Norton, 88, is in her 18th term as D.C.’s non-voting delegate. While she solidified her role as a champion of D.C. statehood throughout her decades-long tenure, Norton hasn’t been as visible during the first year of the Trump presidency, during which the White House and Republican-controlled Congress infringed on Home Rule through various means.
This year, as questions circulated about Norton’s future plans, several people announced their candidacy for the D.C. delegate seat, including: Green D.C. Statehood Party candidate We Act Radio co-founder Kymone Freeman, and D.C. Councilmembers Robert White and Brooke Pinto; Advisory Neighborhood Commissioner Kelly Mikel Williams, and Gordon Chaffin.
All of them have since picked up ballot petitions from D.C. Board of Elections headquarters.

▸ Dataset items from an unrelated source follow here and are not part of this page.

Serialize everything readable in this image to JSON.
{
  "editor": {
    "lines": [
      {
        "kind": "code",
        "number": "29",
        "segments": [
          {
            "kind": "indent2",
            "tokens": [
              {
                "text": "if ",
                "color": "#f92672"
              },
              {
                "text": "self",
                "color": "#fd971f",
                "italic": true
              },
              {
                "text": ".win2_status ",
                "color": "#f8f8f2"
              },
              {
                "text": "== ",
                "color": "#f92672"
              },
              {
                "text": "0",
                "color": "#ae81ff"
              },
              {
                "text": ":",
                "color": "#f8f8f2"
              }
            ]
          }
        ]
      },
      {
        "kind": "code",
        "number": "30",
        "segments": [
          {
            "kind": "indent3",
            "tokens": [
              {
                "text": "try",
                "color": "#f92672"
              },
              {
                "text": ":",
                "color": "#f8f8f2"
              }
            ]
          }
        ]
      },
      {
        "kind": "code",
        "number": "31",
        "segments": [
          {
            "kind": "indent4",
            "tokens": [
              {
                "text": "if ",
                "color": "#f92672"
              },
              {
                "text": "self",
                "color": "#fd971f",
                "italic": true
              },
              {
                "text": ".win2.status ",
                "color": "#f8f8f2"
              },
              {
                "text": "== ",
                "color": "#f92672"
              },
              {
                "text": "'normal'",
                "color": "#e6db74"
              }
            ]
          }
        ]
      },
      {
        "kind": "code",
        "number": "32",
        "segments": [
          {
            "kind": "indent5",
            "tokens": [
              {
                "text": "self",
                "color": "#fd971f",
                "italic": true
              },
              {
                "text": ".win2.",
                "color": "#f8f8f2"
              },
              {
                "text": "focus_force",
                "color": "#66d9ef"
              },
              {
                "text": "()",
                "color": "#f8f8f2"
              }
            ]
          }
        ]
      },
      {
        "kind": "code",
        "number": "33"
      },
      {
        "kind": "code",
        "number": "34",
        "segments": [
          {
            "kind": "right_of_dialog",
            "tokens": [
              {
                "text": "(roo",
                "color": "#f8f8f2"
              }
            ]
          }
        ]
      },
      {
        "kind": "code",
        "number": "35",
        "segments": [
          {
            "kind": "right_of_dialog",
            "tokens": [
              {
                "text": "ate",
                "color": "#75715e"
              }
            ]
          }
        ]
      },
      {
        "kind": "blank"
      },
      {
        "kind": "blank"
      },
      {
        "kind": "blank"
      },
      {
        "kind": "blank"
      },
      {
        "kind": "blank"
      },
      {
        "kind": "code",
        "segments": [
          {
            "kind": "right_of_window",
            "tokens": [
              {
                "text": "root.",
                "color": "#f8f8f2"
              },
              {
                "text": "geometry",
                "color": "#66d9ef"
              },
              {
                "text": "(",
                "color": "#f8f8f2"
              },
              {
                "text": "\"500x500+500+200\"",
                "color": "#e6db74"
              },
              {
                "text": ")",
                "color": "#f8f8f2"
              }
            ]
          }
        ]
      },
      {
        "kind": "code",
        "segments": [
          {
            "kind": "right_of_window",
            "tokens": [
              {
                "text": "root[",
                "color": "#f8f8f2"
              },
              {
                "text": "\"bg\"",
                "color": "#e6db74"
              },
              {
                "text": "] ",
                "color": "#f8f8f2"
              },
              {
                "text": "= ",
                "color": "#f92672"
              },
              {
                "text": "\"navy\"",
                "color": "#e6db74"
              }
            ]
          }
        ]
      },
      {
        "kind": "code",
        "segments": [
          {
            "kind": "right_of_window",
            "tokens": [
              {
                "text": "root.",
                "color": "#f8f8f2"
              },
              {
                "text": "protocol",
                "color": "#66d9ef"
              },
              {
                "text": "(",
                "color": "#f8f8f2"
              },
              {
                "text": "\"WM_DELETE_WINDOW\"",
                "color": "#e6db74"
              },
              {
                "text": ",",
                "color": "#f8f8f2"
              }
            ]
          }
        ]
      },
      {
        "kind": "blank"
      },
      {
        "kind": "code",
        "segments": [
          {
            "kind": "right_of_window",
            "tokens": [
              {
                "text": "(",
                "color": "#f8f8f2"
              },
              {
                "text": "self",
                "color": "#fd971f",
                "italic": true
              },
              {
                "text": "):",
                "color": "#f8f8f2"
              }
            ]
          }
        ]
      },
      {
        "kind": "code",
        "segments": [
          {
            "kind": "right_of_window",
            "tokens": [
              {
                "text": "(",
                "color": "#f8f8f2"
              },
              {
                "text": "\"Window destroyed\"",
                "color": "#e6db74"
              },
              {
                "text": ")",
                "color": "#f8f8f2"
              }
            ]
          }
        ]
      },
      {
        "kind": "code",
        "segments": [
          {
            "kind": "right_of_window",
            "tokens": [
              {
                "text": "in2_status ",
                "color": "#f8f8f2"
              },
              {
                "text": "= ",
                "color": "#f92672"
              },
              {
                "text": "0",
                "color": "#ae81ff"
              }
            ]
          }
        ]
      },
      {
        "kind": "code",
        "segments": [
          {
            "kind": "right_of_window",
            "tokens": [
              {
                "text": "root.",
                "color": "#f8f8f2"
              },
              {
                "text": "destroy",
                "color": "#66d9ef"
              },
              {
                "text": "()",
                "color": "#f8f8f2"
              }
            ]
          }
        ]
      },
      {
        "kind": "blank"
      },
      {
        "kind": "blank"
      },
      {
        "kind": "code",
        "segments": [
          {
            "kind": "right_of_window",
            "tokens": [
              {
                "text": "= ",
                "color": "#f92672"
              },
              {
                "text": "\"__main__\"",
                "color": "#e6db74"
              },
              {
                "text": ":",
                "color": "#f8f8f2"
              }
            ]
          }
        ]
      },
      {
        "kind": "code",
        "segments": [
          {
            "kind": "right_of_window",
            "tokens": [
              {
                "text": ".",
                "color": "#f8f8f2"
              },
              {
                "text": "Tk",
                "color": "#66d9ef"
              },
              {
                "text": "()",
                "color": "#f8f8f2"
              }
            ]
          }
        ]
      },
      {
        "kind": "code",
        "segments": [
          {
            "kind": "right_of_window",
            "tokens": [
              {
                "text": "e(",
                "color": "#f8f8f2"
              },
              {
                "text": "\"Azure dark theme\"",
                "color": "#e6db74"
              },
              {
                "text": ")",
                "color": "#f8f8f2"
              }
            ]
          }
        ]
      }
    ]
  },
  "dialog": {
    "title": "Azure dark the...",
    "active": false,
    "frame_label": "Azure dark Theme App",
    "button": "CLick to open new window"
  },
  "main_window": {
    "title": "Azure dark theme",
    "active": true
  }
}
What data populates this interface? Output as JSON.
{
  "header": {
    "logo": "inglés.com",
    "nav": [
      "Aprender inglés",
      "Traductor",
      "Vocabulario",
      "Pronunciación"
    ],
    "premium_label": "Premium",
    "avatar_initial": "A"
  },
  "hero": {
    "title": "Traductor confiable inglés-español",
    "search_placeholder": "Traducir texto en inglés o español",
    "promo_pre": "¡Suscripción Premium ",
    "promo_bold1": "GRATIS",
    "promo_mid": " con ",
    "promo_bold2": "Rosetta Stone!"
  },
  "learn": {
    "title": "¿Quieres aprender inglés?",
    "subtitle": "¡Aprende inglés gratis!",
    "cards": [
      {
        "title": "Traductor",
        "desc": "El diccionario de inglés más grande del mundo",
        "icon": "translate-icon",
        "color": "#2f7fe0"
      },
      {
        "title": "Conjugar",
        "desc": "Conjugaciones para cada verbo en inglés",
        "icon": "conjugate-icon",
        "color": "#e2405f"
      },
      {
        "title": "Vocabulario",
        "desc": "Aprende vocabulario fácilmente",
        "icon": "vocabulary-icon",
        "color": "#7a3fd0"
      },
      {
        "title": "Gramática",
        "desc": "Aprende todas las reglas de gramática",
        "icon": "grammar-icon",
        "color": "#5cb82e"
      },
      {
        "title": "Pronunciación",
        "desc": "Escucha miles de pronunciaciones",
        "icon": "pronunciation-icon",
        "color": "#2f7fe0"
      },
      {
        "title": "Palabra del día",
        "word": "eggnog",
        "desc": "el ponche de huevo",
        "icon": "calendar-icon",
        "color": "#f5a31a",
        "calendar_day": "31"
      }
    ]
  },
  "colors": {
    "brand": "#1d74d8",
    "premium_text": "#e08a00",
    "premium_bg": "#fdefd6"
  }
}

Norton, a civil rights icon in her own right, first entered the D.C. delegate role in 1991. Key accomplishments include the expansion of District home rule to include budget autonomy. During the latter part of the 1990s, Norton also secured the passage of the D.C. College Act, which established the D.C. Tuition Assistance Program, commonly referred to as DCTAG. After the shutdown of Lorton Correction Complex, and shipping of D.C. prisoners into the federal correctional system, Norton endeavored in negotiations to relocate incarcerated District residents to federal facilities close to home. In the years and decades that followed, she continued to advance District statehood, with legislation, as recently as 2021, left to die in the Senate after approval by the House.
Whoever replaces Norton will have to battle an ultra-conservative Congress. They will also have the responsibility of working with local officials on a plan to thwart the Trump administration’s attacks against the District.
They would have to, as former Norton staffer Sheila Bunn told The Informer last year, channel an energy rooted in love for the home team.
“There’s no fear with her when it comes to talking to other members of Congress, especially white men,” Bunn said in September. “It was a no-holds-barred. That’s how she was so successful over the years because for her, being the delegate for D.C. was not just a job or position for her. D.C. is her hometown.”